German bank announces 6000 job losses

Translated Monday 28 January 2013, by Charlotte Foyle and reviewed by Derek Hanson

On Thursday one of Germany’s leading banks Commerzbank announced its decision to cut its workforce by up to 12%, leading to a total of 6000 job losses by 2016. Germany, always portrayed as a role model, has just released figures for negative growth in the last quarter, meaning severance plans are now to follow.

The Commerzbank group, Germany’s second biggest bank, wants to reduce its costs and restore its activities in deposit taking. According to Reuters, the bank intends to cut between 4000 and 6000 full time jobs, with the exact number of proposed posts to be negotiated with the unions during discussions that will begin in February. The bank employs 56,000 people in total, of which 49,000 work full time. It claims these difficulties have arisen due to low interest rates, which is one of the symptoms of an absence of private consumption and business investment, linked to the traumas of austerity. Germany is paying for having plunged its neighbours and main European commercial partners into strict rigor and recession, with German industry having turned primarily towards export.

“These cuts are substantial, even worse than when Dresdner Bank was integrated into Commerzbank”, said a trade unionist, referring to the merger of the two German banks in 2009. Some analysts, however, maintain that the bank should go further still. “These cuts aren’t all that ambitious. I would have thought they’d have been made sooner; 2016 is a long time away”, said Guido Hoymann (Metzler Securities). The decision caused Commerzbank to lose 1.04% dropping to 1.61 Euros in the morning, while the European banking index fell 0.08%. As well as cutting 6000 jobs, Commerzbank is going to extend branch opening hours, meaning certain employees will incur a reduction in pay and some services will be externalised.

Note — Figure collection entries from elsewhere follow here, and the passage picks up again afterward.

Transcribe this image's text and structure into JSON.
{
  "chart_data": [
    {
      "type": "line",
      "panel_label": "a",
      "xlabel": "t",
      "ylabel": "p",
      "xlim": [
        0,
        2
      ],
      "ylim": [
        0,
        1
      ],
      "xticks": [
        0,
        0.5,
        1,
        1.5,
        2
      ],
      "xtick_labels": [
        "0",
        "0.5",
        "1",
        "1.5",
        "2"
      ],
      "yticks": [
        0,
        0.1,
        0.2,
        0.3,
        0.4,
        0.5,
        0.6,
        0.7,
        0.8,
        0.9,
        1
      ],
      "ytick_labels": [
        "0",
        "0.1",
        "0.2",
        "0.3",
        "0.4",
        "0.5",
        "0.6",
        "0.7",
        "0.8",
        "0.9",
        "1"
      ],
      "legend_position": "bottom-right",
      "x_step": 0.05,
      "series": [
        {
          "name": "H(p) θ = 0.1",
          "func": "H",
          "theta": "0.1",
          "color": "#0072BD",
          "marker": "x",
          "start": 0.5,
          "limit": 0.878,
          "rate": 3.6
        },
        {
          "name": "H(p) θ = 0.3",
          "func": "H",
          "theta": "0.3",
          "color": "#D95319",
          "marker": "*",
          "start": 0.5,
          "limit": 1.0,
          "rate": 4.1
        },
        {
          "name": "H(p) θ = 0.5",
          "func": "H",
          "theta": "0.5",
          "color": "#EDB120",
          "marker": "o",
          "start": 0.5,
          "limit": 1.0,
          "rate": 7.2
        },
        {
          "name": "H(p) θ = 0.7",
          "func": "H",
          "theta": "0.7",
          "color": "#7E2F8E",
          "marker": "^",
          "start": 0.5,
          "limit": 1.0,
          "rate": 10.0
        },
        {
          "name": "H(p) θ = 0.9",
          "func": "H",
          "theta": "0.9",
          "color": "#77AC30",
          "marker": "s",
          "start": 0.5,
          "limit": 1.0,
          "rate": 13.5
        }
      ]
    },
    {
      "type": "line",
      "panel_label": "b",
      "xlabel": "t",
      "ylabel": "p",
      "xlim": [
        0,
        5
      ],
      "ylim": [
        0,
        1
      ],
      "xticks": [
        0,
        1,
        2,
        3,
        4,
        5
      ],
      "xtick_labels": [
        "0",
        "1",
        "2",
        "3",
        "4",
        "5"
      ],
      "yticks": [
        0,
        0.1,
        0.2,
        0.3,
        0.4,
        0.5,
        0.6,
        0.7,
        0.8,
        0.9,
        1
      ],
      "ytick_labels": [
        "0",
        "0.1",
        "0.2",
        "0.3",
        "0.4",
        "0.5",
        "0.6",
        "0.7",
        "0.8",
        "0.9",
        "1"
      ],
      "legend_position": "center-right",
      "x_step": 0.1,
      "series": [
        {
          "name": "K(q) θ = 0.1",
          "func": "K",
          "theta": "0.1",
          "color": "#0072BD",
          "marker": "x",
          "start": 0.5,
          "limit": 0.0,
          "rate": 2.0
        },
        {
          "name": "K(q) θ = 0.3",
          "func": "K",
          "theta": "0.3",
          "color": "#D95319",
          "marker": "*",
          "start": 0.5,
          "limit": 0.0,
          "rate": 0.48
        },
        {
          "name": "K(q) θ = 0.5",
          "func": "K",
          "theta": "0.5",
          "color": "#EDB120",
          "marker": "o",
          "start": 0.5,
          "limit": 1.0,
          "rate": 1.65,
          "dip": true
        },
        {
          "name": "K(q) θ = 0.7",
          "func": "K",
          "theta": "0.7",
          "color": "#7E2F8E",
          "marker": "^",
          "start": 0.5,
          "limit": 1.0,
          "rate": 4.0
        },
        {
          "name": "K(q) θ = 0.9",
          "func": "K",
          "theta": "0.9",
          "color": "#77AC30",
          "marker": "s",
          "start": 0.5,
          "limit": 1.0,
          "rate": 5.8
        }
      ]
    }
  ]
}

Failing capital investment. Since the third quarter of 2012, private business investment has broken down and German growth has been solely dependent on exportation. Businesses are investing less in machinery and other equipment. The only possible reason is a confidence crisis, according to various economic research institutes. Main reasons: austerity in southern Europe, slowing Chinese growth and the uncertainty still surrounding the euro crisis.